Three months ago, I left the advertising agency I was working at. I had worked there for a little over three years.

To be clear, it was a good company. The people were smart, the projects were (mostly) creative, and I learned a lot during my tenure. I made some great friends and we had a lot of fun. Still do, in fact.

But, as Heraclitus said, the only constant in this life is change. The staff changed, the benefits changed, the projects changed. But, in truth, the most significant change was my own. I had been changing. I wanted something else. I needed something else.

There's an old anecdote known as the "boiling frog." The story goes - if you place a frog in a pot of boiling water, it will frantically attempt to escape. But if you place a frog in a pot of tepid water and heat it slowly, the frog will contently adjust to the increasing heat, ultimately boiling itself alive.

While the validity of this story is debatable, the principle applies; discontentment is usually a slow-burn.

Discontentment. It took a long time to recognize it, but by the time I had, it was already at home in my head. My new cognitive houseguest lurked in every corner - every annoyance seemed magnified, every passion was dampened. Even my health began to suffer.

I was unhappy, plain and simple.

The will to act

I'm a pretty complacent fucker. I'm not sure why I'm prone to cling to a harmful situation - I suspect it comes from a deep-seeded fear of change. It must be evolutionary for humans to crave routine and familiarity - even if it is familiarity with shit.

It's a feedback loop. The more miserable you are, the more bleak your situation appears, which makes you more miserable, and so on. I had to break the cycle.

It was slow going. What's the opposite of cold-turkey? "Warm-cow," maybe? I shuffled my feat by updating my resume, building a portfolio, etc. In reality, I was just buying time. Time before having to uproot. Time before having to change. But the closer I got, the more certain I was that it was the right thing to do.

The final hurdle

Life's sense of timing would be hilarious if it wasn't so goddamned inconvenient.

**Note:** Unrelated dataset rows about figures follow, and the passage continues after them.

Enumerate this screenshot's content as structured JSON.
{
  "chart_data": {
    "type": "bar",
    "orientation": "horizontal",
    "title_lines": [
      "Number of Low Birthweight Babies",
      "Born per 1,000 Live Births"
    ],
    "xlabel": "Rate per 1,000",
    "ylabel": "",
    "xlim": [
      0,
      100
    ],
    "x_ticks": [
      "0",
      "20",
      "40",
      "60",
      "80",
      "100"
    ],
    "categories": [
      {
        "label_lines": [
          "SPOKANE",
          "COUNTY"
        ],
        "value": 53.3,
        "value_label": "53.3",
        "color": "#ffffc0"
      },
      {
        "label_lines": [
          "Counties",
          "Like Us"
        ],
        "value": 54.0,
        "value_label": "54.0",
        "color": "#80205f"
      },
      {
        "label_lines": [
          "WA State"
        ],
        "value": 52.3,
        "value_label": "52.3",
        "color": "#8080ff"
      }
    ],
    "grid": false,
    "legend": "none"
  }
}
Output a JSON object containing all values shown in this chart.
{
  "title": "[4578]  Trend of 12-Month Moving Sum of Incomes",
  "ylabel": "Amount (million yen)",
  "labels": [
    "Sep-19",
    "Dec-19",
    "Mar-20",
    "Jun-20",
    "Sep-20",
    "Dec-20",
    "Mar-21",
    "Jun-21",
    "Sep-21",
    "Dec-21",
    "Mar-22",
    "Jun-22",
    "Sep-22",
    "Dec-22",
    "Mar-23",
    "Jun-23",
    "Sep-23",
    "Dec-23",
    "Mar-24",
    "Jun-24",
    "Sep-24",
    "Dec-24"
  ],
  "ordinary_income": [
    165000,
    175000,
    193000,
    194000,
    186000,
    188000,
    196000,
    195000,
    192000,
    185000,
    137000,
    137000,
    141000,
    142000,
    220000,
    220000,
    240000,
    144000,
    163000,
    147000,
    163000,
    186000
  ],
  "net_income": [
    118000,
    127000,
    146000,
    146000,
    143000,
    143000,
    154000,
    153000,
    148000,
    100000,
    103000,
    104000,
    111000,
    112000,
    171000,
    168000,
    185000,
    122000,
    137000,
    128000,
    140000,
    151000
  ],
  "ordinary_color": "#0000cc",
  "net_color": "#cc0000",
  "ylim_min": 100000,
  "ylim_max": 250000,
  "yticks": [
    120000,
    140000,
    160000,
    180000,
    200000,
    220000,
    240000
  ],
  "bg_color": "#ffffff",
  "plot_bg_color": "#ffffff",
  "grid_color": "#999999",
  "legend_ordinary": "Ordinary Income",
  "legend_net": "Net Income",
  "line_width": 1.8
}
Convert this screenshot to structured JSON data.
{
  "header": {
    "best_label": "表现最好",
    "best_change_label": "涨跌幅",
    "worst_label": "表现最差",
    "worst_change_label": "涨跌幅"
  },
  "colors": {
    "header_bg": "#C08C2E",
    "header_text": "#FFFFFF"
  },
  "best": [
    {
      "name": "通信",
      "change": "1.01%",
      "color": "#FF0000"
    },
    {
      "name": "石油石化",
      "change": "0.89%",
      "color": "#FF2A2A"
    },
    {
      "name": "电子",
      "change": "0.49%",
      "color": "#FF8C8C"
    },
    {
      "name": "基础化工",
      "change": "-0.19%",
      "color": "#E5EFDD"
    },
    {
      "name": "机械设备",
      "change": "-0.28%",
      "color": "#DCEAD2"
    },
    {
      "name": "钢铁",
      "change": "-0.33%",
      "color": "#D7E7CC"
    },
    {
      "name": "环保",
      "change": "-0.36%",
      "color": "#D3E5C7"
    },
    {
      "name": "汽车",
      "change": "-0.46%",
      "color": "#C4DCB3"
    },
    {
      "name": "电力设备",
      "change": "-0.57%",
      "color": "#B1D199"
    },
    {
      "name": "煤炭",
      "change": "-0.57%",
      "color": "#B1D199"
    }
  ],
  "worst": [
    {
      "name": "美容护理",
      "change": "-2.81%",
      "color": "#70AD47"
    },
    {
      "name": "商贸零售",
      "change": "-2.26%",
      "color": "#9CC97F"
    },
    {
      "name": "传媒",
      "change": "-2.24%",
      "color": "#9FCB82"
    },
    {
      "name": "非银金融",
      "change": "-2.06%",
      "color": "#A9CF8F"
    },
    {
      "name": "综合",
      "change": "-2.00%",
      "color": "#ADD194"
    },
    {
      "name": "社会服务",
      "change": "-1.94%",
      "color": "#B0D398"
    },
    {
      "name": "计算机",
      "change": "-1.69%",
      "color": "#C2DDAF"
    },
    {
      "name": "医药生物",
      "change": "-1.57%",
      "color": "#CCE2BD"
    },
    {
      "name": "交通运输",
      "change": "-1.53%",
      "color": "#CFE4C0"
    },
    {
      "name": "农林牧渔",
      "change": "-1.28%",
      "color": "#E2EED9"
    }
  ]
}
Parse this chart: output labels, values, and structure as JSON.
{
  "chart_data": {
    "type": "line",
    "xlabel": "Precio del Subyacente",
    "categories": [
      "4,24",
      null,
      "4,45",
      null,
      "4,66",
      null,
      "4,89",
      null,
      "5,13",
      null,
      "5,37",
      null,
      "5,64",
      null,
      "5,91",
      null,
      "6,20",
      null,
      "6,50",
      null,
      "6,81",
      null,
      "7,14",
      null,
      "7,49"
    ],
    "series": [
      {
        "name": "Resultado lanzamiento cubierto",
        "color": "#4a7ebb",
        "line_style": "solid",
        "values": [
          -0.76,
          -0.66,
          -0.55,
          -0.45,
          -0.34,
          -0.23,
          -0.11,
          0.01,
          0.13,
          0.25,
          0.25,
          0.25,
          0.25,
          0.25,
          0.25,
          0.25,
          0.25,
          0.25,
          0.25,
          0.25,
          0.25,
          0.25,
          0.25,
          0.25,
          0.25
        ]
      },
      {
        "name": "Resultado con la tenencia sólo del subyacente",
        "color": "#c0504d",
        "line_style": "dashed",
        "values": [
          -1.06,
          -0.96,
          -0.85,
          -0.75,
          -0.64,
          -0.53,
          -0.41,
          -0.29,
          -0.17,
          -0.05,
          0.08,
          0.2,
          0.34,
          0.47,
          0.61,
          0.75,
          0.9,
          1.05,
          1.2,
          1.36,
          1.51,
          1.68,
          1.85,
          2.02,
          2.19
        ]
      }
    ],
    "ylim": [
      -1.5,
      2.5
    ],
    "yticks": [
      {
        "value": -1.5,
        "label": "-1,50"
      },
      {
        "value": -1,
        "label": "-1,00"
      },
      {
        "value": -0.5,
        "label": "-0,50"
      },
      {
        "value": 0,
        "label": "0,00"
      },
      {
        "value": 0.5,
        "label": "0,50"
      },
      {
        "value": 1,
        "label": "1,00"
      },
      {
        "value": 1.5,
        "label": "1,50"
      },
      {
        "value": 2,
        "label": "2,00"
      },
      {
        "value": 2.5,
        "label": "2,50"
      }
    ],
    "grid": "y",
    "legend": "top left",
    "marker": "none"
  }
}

Once I had made up my mind to leave, a huge upset occurred at my agency. Several of the upper management in my department (including my boss) decided to exit, which presented me with a large promotional opportunity. Meanwhile, after a couple of interviews, I was offered the chance to join a small team working on some exciting products.

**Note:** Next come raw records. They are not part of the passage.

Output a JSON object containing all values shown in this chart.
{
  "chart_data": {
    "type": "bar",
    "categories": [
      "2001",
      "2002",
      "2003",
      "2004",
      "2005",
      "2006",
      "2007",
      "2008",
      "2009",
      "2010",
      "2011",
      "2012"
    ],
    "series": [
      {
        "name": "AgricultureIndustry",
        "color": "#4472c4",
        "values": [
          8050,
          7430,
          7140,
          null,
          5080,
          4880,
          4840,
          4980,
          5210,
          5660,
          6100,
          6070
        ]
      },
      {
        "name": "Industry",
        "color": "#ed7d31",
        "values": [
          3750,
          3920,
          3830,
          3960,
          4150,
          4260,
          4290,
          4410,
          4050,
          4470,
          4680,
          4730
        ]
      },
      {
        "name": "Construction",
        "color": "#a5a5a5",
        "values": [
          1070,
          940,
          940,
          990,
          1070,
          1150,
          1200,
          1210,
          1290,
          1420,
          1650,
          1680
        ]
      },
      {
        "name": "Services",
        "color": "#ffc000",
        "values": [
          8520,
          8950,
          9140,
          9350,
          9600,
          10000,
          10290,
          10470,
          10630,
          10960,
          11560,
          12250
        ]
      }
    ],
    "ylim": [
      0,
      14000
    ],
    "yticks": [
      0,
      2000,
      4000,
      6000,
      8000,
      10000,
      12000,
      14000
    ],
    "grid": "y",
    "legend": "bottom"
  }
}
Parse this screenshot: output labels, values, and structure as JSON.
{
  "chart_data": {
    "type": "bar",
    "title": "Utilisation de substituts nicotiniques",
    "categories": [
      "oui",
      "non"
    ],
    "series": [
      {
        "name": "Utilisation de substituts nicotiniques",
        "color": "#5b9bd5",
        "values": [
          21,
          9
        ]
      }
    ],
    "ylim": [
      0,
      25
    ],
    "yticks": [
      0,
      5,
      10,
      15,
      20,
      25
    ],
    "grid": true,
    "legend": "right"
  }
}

It's hard to focus on a new opportunity with a sumo wrestler-sized promotion taking up 90% of your field-of-view. As I hovered in indecision, I started gravitating toward the promotion. But the closer I got, the more unhappy I felt. "This is strange," I thought. "Shouldn't I be excited?"

It's important to listen to your feelings - they're often a couple of steps ahead of your brain. I spent a brooding weekend pondering my existential conundrum and arrived at a revelation: accepting the promotion was the easy route. It's obvious and predictable. I hadn't spent months fighting against my own complacency only to give up when presented with a big shiny carrot.

Life had coincidentally presented me with a final hurdle - a challenge to prove my worth. I needed to make a change, and it needed to be a hard choice because that's what makes it worth it. Change is unknown and the unknown is scary, but in this case, it was the right thing to do. For my sanity, my health, and my integrity.

All's well that ends...

So I took the jump - the "leap of faith." It sounds dramatic, but it really isn't. We're privileged to be living in a time where we can fret over such minor decisions.

The truth is, we should be making decisions every day to fight against complacency and improve life. Not just our own lives, but the lives of humanity. It's easy to ignore the shit. To acclimate to it, excuse it, even become dependent on it. We begin to protect it because it feels familiar. In reality, we're clinging to what is harming us.

Your shit could be external - mine was mostly internal. I was fighting against myself: my fears, my goals, and my needs.

What's your shit? What is society's shit? Our country's? Our species'? What are we allowing to continue because we're too afraid of the unknown?

Do what's scary - call it out, fight it, change it. Make shit better.